Ma andiamo per ordine. Il consigliere Capone sostiene che la nostra ditta non abbia centri di cottura di proprietà e che addirittura sia stata ordinata la chiusura dell’attività da parte delle autorità competenti. Allora ci chiediamo.. è stata verificata tale notizia? Evidentemente no. E, infatti, se da un lato è inconfutabile che la scrivente in data 14 febbraio 2014 ha ricevuto un’ordinanza di chiusura da parte del comune di Orta di Atella, inerente il proprio centro di cottura sito alla ex Via Astragata, per presunta mancanza di agibilità, è altrettanto vero che tale provvedimento è stato assolutamente illegittimo, e questa illegittimità è stata ribadita anche dal Tar Campania-Napoli con un’ordinanza del 14 marzo 2014 che ha sospeso l’ordinanza comunale.

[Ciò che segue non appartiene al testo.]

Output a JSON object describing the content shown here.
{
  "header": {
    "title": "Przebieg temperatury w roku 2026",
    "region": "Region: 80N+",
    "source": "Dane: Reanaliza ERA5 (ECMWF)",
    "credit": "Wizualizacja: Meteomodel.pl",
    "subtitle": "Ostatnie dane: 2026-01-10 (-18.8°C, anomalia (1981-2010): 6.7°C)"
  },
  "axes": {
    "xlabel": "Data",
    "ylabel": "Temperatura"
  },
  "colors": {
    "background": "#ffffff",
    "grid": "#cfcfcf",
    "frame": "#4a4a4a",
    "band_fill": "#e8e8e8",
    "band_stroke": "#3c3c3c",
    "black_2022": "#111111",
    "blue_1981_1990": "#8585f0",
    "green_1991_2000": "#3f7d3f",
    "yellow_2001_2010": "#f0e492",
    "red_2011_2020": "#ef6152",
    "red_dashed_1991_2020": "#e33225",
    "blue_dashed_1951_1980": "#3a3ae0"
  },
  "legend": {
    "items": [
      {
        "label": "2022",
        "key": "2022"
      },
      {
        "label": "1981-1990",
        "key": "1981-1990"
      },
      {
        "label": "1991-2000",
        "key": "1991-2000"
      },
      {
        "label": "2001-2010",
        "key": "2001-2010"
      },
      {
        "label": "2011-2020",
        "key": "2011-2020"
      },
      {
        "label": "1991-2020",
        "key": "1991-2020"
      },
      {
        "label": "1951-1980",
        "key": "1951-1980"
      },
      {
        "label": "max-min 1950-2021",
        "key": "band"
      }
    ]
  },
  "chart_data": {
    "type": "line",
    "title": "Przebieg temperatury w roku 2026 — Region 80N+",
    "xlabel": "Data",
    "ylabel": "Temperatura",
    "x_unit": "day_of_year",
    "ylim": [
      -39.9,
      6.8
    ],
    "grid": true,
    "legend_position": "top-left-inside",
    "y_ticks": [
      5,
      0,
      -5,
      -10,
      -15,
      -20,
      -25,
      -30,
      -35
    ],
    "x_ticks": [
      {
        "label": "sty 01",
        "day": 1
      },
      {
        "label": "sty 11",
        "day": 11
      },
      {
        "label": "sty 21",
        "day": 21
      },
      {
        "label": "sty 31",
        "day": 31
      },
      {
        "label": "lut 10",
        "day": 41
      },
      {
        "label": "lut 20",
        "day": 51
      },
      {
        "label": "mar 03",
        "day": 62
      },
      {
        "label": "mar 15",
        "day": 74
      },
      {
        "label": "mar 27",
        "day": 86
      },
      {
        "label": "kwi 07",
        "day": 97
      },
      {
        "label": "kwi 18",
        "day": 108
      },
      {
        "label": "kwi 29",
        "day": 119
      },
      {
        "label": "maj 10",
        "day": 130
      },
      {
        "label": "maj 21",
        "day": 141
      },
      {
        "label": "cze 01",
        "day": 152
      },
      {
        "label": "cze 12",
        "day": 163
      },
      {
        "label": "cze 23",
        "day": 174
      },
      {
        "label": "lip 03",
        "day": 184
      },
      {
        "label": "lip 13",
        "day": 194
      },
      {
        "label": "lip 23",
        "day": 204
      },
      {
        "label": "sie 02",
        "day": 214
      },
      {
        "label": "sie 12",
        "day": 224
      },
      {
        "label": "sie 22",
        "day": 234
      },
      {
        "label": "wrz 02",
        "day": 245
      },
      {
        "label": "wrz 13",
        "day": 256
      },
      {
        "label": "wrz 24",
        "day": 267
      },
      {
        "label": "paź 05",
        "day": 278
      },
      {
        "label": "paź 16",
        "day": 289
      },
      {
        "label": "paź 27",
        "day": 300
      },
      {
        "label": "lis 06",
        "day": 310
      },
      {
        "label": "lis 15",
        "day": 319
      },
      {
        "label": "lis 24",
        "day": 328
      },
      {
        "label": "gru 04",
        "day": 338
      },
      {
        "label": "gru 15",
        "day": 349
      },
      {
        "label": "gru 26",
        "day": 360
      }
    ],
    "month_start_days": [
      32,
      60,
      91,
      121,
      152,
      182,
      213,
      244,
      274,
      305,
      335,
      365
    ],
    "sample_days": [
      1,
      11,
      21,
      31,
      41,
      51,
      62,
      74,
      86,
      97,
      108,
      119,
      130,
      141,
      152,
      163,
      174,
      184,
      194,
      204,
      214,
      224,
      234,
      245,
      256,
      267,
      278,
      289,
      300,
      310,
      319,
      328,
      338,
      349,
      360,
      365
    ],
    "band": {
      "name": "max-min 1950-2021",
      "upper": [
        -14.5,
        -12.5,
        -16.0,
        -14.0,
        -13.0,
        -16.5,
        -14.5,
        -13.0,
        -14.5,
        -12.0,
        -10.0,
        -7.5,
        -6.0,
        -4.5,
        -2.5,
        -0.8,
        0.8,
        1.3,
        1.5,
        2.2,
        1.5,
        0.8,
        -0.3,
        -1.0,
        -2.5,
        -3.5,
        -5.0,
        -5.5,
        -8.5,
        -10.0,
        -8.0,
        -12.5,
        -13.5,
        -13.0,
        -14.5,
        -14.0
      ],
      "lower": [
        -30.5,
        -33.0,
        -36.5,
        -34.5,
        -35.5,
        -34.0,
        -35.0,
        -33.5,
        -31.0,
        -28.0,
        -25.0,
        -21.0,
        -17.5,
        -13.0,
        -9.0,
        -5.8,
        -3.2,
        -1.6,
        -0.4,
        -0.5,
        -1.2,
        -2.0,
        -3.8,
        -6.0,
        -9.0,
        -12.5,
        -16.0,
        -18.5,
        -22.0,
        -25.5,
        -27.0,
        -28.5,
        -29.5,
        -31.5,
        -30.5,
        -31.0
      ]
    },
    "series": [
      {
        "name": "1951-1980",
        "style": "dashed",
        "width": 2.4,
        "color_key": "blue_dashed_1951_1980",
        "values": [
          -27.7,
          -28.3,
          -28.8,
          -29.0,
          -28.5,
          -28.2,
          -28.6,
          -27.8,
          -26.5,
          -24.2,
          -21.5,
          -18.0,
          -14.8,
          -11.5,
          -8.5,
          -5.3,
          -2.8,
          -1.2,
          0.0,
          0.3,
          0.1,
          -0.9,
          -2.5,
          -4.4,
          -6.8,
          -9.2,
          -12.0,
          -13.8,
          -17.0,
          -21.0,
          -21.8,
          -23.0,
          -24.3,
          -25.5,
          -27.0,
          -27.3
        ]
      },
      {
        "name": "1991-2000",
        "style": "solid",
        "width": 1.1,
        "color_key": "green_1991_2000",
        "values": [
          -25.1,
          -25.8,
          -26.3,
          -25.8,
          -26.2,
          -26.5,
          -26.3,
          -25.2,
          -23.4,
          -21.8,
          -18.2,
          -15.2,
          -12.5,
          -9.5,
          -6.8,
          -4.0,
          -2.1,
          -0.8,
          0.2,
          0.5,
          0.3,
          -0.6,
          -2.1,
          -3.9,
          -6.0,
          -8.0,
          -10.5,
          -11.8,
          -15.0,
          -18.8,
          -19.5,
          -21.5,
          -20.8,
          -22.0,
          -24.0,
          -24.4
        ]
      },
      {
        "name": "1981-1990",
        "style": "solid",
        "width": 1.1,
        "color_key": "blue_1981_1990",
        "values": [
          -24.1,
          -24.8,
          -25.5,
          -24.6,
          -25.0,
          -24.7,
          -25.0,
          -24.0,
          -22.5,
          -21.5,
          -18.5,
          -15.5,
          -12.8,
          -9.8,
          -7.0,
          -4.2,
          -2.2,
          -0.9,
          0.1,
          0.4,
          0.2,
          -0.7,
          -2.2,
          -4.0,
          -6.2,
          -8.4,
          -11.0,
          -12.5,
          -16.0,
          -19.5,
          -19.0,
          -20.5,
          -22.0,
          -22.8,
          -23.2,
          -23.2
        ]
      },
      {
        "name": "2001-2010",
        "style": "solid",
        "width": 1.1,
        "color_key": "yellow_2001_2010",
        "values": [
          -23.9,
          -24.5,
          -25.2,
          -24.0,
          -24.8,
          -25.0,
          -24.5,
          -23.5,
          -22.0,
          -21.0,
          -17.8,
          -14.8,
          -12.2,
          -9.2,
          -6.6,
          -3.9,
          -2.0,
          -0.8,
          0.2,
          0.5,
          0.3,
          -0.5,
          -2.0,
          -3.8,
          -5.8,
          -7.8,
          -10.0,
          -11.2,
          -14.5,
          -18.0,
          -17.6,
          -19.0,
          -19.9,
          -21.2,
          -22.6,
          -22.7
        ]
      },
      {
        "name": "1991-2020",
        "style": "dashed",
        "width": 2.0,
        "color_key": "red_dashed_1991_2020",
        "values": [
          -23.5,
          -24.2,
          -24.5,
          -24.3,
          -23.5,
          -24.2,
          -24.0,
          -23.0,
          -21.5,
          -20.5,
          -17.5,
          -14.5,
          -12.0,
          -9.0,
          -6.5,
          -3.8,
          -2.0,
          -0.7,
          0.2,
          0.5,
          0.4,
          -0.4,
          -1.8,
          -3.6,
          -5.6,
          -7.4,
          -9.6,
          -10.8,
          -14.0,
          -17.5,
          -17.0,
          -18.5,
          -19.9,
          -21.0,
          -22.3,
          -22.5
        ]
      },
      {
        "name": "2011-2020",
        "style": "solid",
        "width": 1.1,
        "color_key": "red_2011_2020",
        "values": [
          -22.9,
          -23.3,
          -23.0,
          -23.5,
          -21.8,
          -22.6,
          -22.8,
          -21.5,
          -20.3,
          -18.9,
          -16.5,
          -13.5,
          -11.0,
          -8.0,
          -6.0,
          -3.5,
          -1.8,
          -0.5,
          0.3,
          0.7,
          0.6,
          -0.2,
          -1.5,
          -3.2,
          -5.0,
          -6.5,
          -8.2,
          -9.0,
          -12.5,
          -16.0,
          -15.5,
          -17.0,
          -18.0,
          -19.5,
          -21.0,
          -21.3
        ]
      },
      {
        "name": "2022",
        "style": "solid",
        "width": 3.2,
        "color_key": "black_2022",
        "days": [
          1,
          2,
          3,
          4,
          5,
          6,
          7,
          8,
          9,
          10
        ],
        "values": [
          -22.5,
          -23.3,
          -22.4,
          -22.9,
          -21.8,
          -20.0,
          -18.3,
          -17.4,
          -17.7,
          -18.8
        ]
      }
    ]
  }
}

Sul punto che poi la Quadrelle non avrebbe alcun centro di cottura, informiamo il consigliere Capone che, oltre a quello di Orta di Atella, attualmente l’azienda ne gestisce ben 14 in altrettanti Comuni: 2 nella provincia di Caserta (compreso Sant’Arpino), 1 in provincia di Benevento, 4 in provincia di Napoli, 5 in provincia di Potenza.

Quanto poi al fatto che sia stata segnalata la pessima qualità del cibo, il crescendo delle presenza è un dato di fatto che parla da sé. Oltre ai questionari fatti compilare dal personale docente che testimoniano un’alta gradibilità dei pasti e oltre a quanto testimoniato dall’Asl che, un giorno si e l’altro pure, effettua controlli a garanzia e tutela dei piccoli utenti! Veniamo alle fonti di informazione e alla attendibilità della società che si sta ergendo a paladino della giustizia.

Il consigliere Capone, accecato dalla fame di facile pubblicità politica, per nulla si è interessato di conoscere i propri interlocutori. In particolare, Capone parla di scarsa igienicità della cucina comunale sita nella scuola Cinquegrana. Su questa notizia si invita caldamente il consigliere Capone ad una riflessione. La cucina è attiva dal 2007 e in questi 7 anni vi sono stati oltre 60 controlli Asl, diversi controlli Nas, e continui controlli delle amministrazioni e dei comitati genitori.

Consigliere Capone,sinceramente ci dispiace constatare che persone che, come Lei, si ergono a garanti della trasparenza e della legalità, si facciano portavoce di persone che hanno subito arresti e detenzioni per associazioni mafiose di clan camorristici dei casalesi (riportato su tutti i media!). Creda, non ci fa una bella figura. Non fa una bella figura gettando fango su una società tra i cui soci si annovera un ufficiale in congedo nell’Arma dei Carabinieri. Non fa una bella figura nei confronti di quasi 200 dipendenti di un’azienda che fa del lavoro onesto il proprio pane quotidiano. E non fa una bella figura nei confronti dei genitori allarmati dall’infamante fango della vergogna che ha gettato sul nostro lavoro.

Venga nelle nostre cucine, assaggi i nostri prodotti e veda come le pietanze sono gradite dai piccoli utenti. E non tema di dire la verità, faccia un vero tuffo nella Trasparenza e nella Legalità (quelle con le iniziali maiuscole, non quelle dipinte e falsificate!) Mostri coraggio, consigliere Capone, e torni sui suoi passi. Riacquisterà quella credibilità a cui dice di tenere. La aspettiamo”.